Acute respiratory syndrome is the hallmark feature of severe COVID-19, and therefore a main focus of research is understanding the impact of SARS-CoV-2 infection on the respiratory system. However, there is compelling evidence that SARS-CoV-2 infection can also significantly impact the normal function of other organs and systems, which has raised great interest in understanding the long-term consequences of COVID-19 beyond its effects on the respiratory system. In this regard, neurological complications of COVID-19 are frequently reported. SARS-CoV-2 RNA has been detected in autopsy brain samples and in the CSF of some patients—though different studies have reported conflicting findings. How SARS-CoV-2 enters the brain, which cell types it targets in the brain, and the mechanisms whereby SARS-CoV-2 infection can impact normal brain function are all issues that have not been solved and remain controversial. Hence the significance of the present work by Gomes de Oliveira and colleagues examining the effects of SARS-CoV-2 infection on the metabolism of hamster’s astrocytes.

The authors have provided convincing evidence that SARS-CoV-2 productively infects hamsters’ astrocytes, which is associated with very significant changes in protein expression and metabolic pathways involved in carbon metabolism, glycolysis, mitochondrial respiration, and synaptic transmission. Notably, results presented by the authors strongly support that SARS-CoV-2 multiplication in hamsters’ astrocytes does not depend on glycolysis, but rather on glutamine.
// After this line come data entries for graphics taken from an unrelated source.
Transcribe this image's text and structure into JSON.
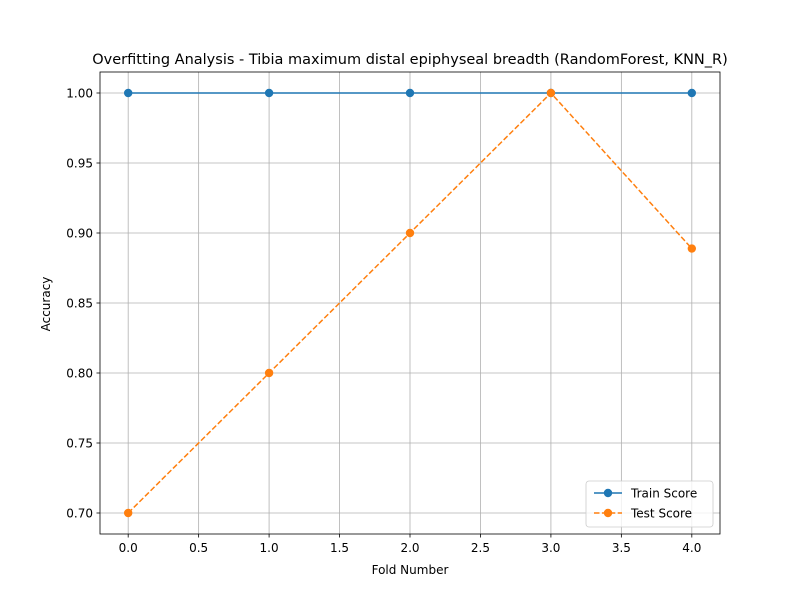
{
  "chart_data": {
    "type": "line",
    "title": "Overfitting Analysis - Tibia maximum distal epiphyseal breadth (RandomForest, KNN_R)",
    "xlabel": "Fold Number",
    "ylabel": "Accuracy",
    "x": [
      0,
      1,
      2,
      3,
      4
    ],
    "xlim": [
      -0.2,
      4.2
    ],
    "ylim": [
      0.685,
      1.015
    ],
    "xticks": [
      "0.0",
      "0.5",
      "1.0",
      "1.5",
      "2.0",
      "2.5",
      "3.0",
      "3.5",
      "4.0"
    ],
    "yticks": [
      "0.70",
      "0.75",
      "0.80",
      "0.85",
      "0.90",
      "0.95",
      "1.00"
    ],
    "grid": true,
    "legend_position": "lower-right",
    "series": [
      {
        "name": "Train Score",
        "values": [
          1.0,
          1.0,
          1.0,
          1.0,
          1.0
        ],
        "color": "#1f77b4",
        "linestyle": "solid",
        "marker": "circle"
      },
      {
        "name": "Test Score",
        "values": [
          0.7,
          0.8,
          0.9,
          1.0,
          0.8889
        ],
        "color": "#ff7f0e",
        "linestyle": "dashed",
        "marker": "circle"
      }
    ]
  }
}
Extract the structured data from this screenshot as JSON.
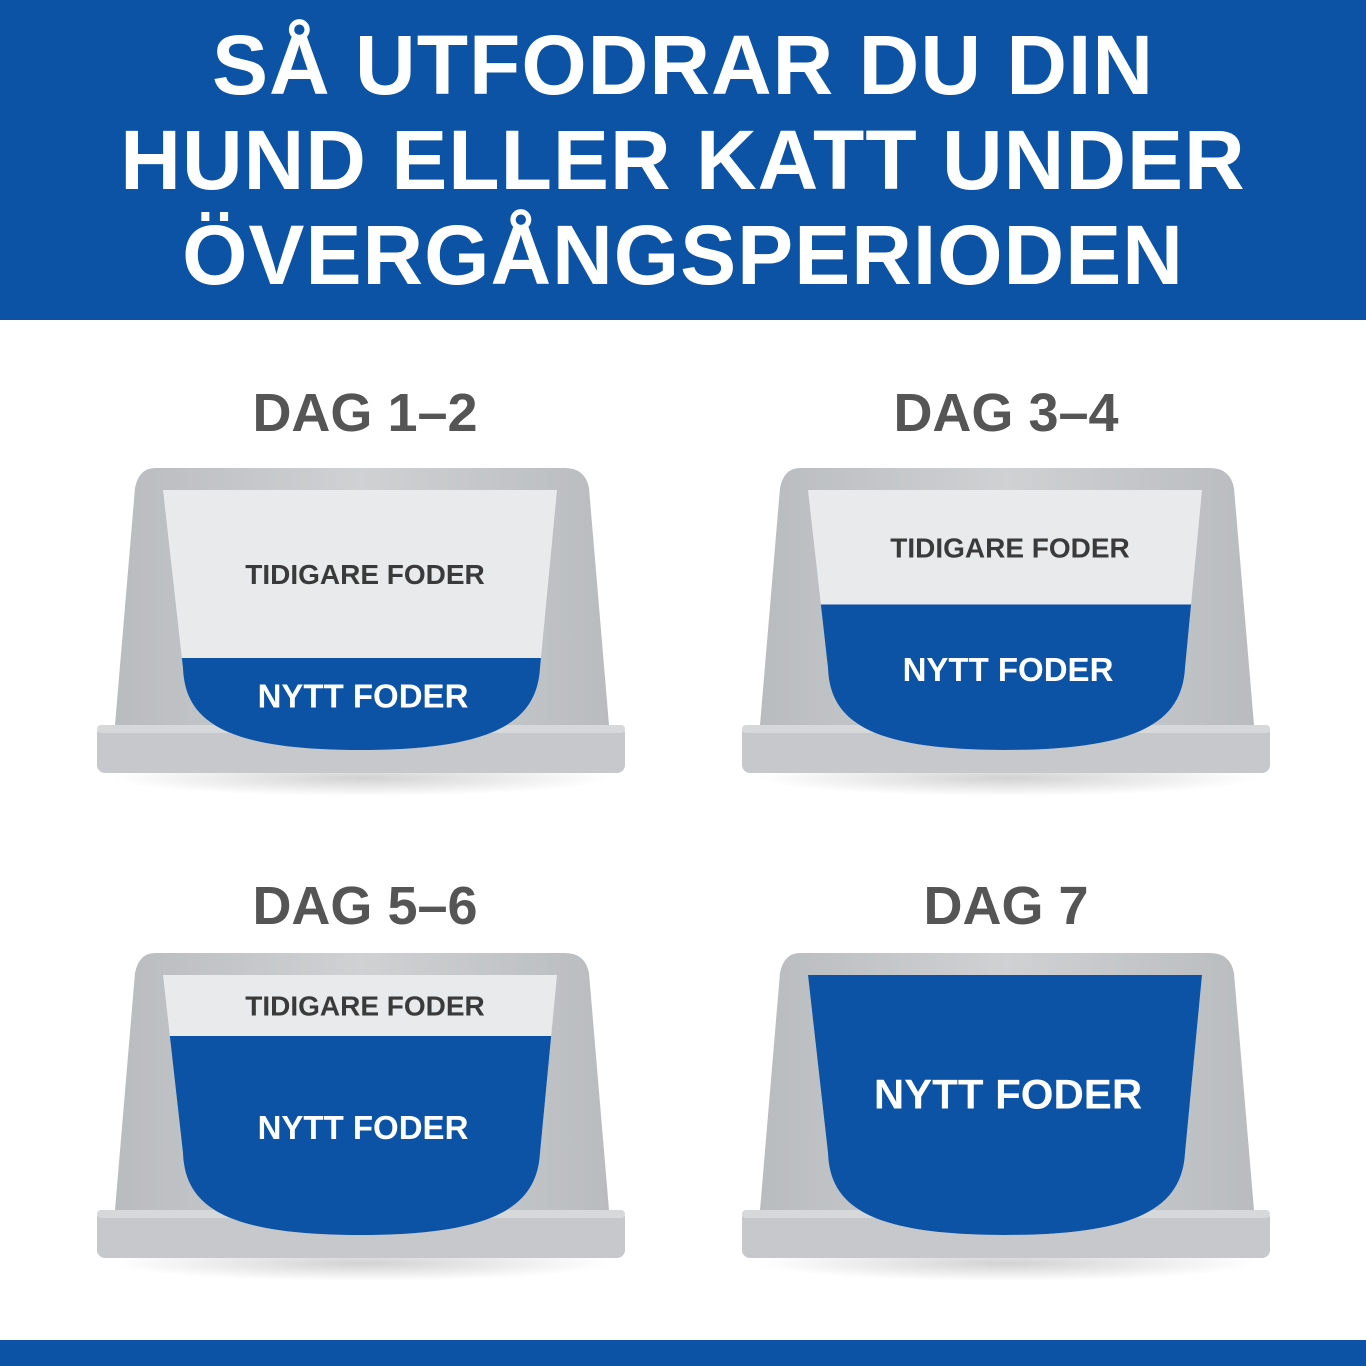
{
  "header": {
    "title_lines": [
      "SÅ UTFODRAR DU DIN",
      "HUND ELLER KATT UNDER",
      "ÖVERGÅNGSPERIODEN"
    ]
  },
  "colors": {
    "brand_blue": "#0c53a5",
    "bowl_grey": "#c3c6c9",
    "label_white": "#e9eaeb",
    "text_grey": "#555555"
  },
  "steps": [
    {
      "day": "DAG 1–2",
      "old_label": "TIDIGARE FODER",
      "new_label": "NYTT FODER",
      "new_food_share": 0.25
    },
    {
      "day": "DAG 3–4",
      "old_label": "TIDIGARE FODER",
      "new_label": "NYTT FODER",
      "new_food_share": 0.5
    },
    {
      "day": "DAG 5–6",
      "old_label": "TIDIGARE FODER",
      "new_label": "NYTT FODER",
      "new_food_share": 0.75
    },
    {
      "day": "DAG 7",
      "old_label": "",
      "new_label": "NYTT FODER",
      "new_food_share": 1.0
    }
  ]
}
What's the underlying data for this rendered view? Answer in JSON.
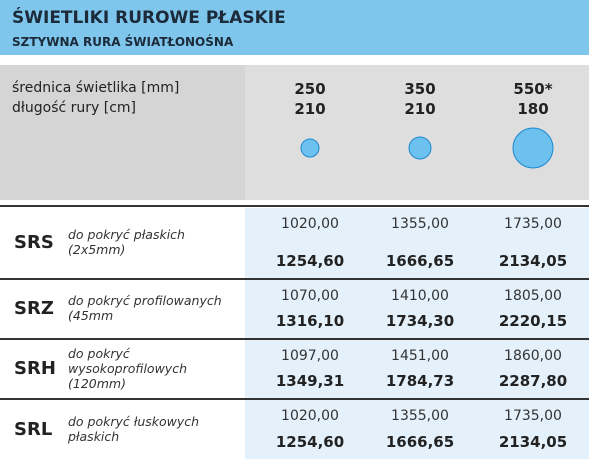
{
  "header": {
    "title": "ŚWIETLIKI RUROWE PŁASKIE",
    "subtitle": "SZTYWNA RURA ŚWIATŁONOŚNA"
  },
  "specs": {
    "labels": [
      "średnica świetlika  [mm]",
      "długość rury [cm]"
    ],
    "columns": [
      {
        "diameter": "250",
        "length": "210"
      },
      {
        "diameter": "350",
        "length": "210"
      },
      {
        "diameter": "550*",
        "length": "180"
      }
    ]
  },
  "rows": [
    {
      "code": "SRS",
      "description": [
        "do pokryć płaskich",
        "(2x5mm)"
      ],
      "prices": [
        {
          "net": "1020,00",
          "gross": "1254,60"
        },
        {
          "net": "1355,00",
          "gross": "1666,65"
        },
        {
          "net": "1735,00",
          "gross": "2134,05"
        }
      ]
    },
    {
      "code": "SRZ",
      "description": [
        "do pokryć profilowanych",
        "(45mm"
      ],
      "prices": [
        {
          "net": "1070,00",
          "gross": "1316,10"
        },
        {
          "net": "1410,00",
          "gross": "1734,30"
        },
        {
          "net": "1805,00",
          "gross": "2220,15"
        }
      ]
    },
    {
      "code": "SRH",
      "description": [
        "do pokryć",
        "wysokoprofilowych",
        "(120mm)"
      ],
      "prices": [
        {
          "net": "1097,00",
          "gross": "1349,31"
        },
        {
          "net": "1451,00",
          "gross": "1784,73"
        },
        {
          "net": "1860,00",
          "gross": "2287,80"
        }
      ]
    },
    {
      "code": "SRL",
      "description": [
        "do pokryć łuskowych",
        "płaskich"
      ],
      "prices": [
        {
          "net": "1020,00",
          "gross": "1254,60"
        },
        {
          "net": "1355,00",
          "gross": "1666,65"
        },
        {
          "net": "1735,00",
          "gross": "2134,05"
        }
      ]
    }
  ]
}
Accordingly, treatment with the glutaminolysis inhibitor 6-Diazo-5-oxo-L-norleucine resulted in reduced levels of SARS-CoV-2 multiplication.

Based on their findings, the authors proposed that in COVID-19 cases, glutamine consumption due to the viral hijacking of cellular metabolism may affect glutamate/glutamine balance, and thus lead to the neurological symptoms reported in a significant number of COVID-19 cases.

The paper is well written. The experimental section of the paper was well executed and the results—which are clearly presented and nicely illustrated—support the authors’ key conclusion that SARS-CoV-2 can productively infect hamsters’ astrocytes, which is associated with disturbances in the normal astrocyte metabolism.

The main weakness of this very elegant study is the limited discussion of the authors’ findings in the context of SARS-CoV-2 infection of human brain cells. Published studies have documented that exposure of a variety of cerebral organoids (CO) to SARS-CoV-2 results in infection of different brain cell populations, but their numbers and identity have not been unequivocally established—underscoring the need for additional studies aimed at resolving these questions. Particularly relevant to the present work are studies using primary organotypic slice cultures and cortical organoids at late gliogenic stages showing that a significant number of cortical astrocytes (GFAP+) can be infected by SARS-CoV-2. Despite their susceptibility to SARS-COV-2, cortical astrocytes expressed undetectable levels of ACE-2 but readily detectable levels of the alternative SARS-CoV-2 receptors DPP4 and CD147. It would be interesting if the authors could provide information about results using blocking antibodies to determine the receptor used by SARS-CoV-2 to enter hamsters’ astrocytes.  Another issue that needs clarification is a clear presentation of the absolute numbers (total %) of SARS-CoV-2 infected astrocytes detected in either tissue culture or in brain sections from infected hamsters.  It would be important to discuss these results in the context of the apparently very low numbers of human brain cells, including astrocytes and neurons, that are detected in the different experimental systems using human cells and organoids.